11 responses to “How to Survive a Garden Gnome Attack With Guide Chuck Sambuchino (as bait)

  1. I never knew my garden gnome was plotting world domination, starting with my nasturtium bed. Now I’m going to have trouble sleeping at night.

  2. Shoot – Aco Hardware had their gnomes 1/2 off and now I won’t be able to look at them, much less buy them so cheap. I’m going to be wary of the Travelocity commericals now too.

    PS How did you get a famous editor/writer to be on your blog? First Mary and now Chuck… I’m feeling a little blog envy over here.

    • Five little words: Ask and ye shall receive. Everybody likes publicity, although we agree, landing Mary Minke was a huge coup. Everyone reading this should be so lucky as to have her as a fb friend.
      p.s. one does not buy gnomes, one is owned by gnomes

  3. When moving my gnome from the front yard to the back, I took a shortcut through the house. My center hall mirror told me all I needed to know about the wicked creatures…his reflection??? Solid black. Just like the mud I buried him in. First, I used a sledgehammer, you can never be too safe! 😉

    • Let your tale of caution be fair warning to everyone.
      Word of the day: wicked. The Lisas are going Nor’eastern, which should be wicked fun.

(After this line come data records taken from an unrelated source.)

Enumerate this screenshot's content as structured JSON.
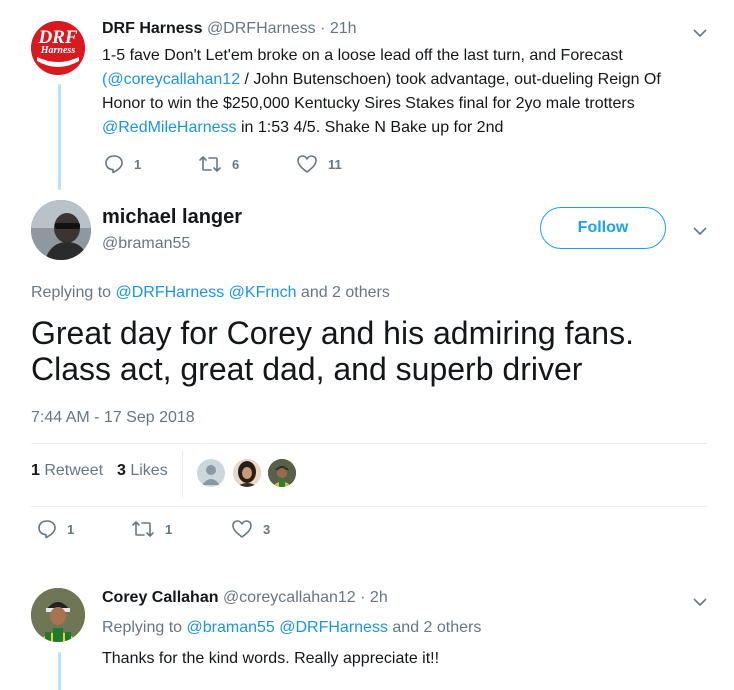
{
  "tweet1": {
    "avatar_text_top": "DRF",
    "avatar_text_bottom": "Harness",
    "name": "DRF Harness",
    "handle": "@DRFHarness",
    "time": "· 21h",
    "text_line1": "1-5 fave Don't Let'em broke on a loose lead off the last turn, and Forecast",
    "text_line2_link1": "(@coreycallahan12",
    "text_line2_rest": " / John Butenschoen) took advantage, out-dueling  Reign Of",
    "text_line3": "Honor to win the $250,000 Kentucky Sires Stakes final for 2yo male trotters",
    "text_line4_link": "@RedMileHarness",
    "text_line4_rest": " in 1:53 4/5. Shake N Bake up for 2nd",
    "replies": "1",
    "retweets": "6",
    "likes": "11"
  },
  "main_tweet": {
    "name": "michael langer",
    "handle": "@braman55",
    "follow_label": "Follow",
    "replying_prefix": "Replying to ",
    "replying_link1": "@DRFHarness",
    "replying_link2": "@KFrnch",
    "replying_suffix": " and 2 others",
    "text_line1": "Great day for Corey and his admiring fans.",
    "text_line2": "Class act, great dad, and superb driver",
    "timestamp": "7:44 AM - 17 Sep 2018",
    "retweet_count": "1",
    "retweet_label": " Retweet",
    "like_count": "3",
    "like_label": " Likes",
    "replies": "1",
    "retweets": "1",
    "likes": "3"
  },
  "reply_tweet": {
    "name": "Corey Callahan",
    "handle": "@coreycallahan12",
    "time": "· 2h",
    "replying_prefix": "Replying to ",
    "replying_link1": "@braman55",
    "replying_link2": "@DRFHarness",
    "replying_suffix": " and 2 others",
    "text": "Thanks for the kind words. Really appreciate it!!"
  },
  "colors": {
    "link": "#1b95e0",
    "muted": "#657786",
    "thread_line": "#b9e3fb",
    "drf_red": "#d71920"
  }
}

  4. Pingback: Tweets that mention How to Survive a Garden Gnome Attack With Guide Chuck Sambuchino (as bait) | Lisa & Lisa Write a Book --

  5. Exactly the kind of interviews I like to read! Thank you. Does it mean I have a wicked streak if admit to thinking garden gnomes are kind of cute in a cheap, sarcastic way? I’d love to put one in my garden just so my friends would freak out!

    • There is a gnome lover deep in all of us. We just might express it differently. After reading this, one of my co-workers decided to craft a zombie gnome.